Dai's soul had intruded upon a universe rifle with the divine - so much so that it couldn't exist without an anchor binding to the energies of this foreign universe without risking complete destruction. In desperation, the last semi-sentient dregs of the Holy Mother Dragon's power lashed out, carving out a chunk of power that it bound to Dai's soul and used to craft a body for him and ensure his reincarnation before it faded entirely, forever gone from this foreign universe.

As it just so happened, that stolen power had come from a goddess.

And so, the influence of the Holy Mother Dragon faded entirely, Dai, new body and all, materialized in the outstretched hands of his new divine and entirely shell-shocked parent.

Had circumstances been even slightly different, the tale could have ended very badly and quite promptly. For all that the former godling possessed the potential to reawaken his old might, in that moment he was nothing more than a mewling newborn infant crafted from a foreign legacy and power wrongfully stolen.

Had the goddess been anyone else, she would have been well within her rights to reduce it to dust.

But that didn't happen.

Instead, with unpracticed movements, the goddess cradled the babe to her chest with one hand and raised another to hesitantly, brush at his skin.

It was a gesture she'd never had much personal experience with - of all her brethren, she was one of the few who had never sired a child, demigod or otherwise.

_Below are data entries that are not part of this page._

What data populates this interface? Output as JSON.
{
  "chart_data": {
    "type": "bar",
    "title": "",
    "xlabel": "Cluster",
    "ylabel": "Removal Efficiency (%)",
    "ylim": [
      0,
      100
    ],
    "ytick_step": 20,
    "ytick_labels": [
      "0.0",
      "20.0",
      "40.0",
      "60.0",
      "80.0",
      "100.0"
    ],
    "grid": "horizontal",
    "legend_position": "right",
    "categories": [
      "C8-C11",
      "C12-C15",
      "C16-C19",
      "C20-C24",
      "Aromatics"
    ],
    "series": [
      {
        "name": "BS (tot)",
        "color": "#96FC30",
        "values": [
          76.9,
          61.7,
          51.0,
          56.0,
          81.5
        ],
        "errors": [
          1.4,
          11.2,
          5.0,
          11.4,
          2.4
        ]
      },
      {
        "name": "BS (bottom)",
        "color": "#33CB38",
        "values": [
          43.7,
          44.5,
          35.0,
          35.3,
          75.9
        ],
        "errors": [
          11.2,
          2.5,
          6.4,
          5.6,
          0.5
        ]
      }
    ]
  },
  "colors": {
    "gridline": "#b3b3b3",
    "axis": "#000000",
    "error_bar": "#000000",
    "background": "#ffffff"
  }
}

And this was her child, somehow, despite the inherent impossibility of his existence.

How very, very curious.

Hestia, the greek goddess of the Hearth and a great many other domains besides peered down at her child, half-god and half-something, with something close to fascination.

"And just where," She asked slowly, donning a pensive expression that hid the sheer turbulence of her inner thoughts. "Did you come from?"

...

Just a fun thought I had.

A crossover between the world of PJO and the Anime the Adventures of Dai, plus a few aspects from the games the anime is based off of.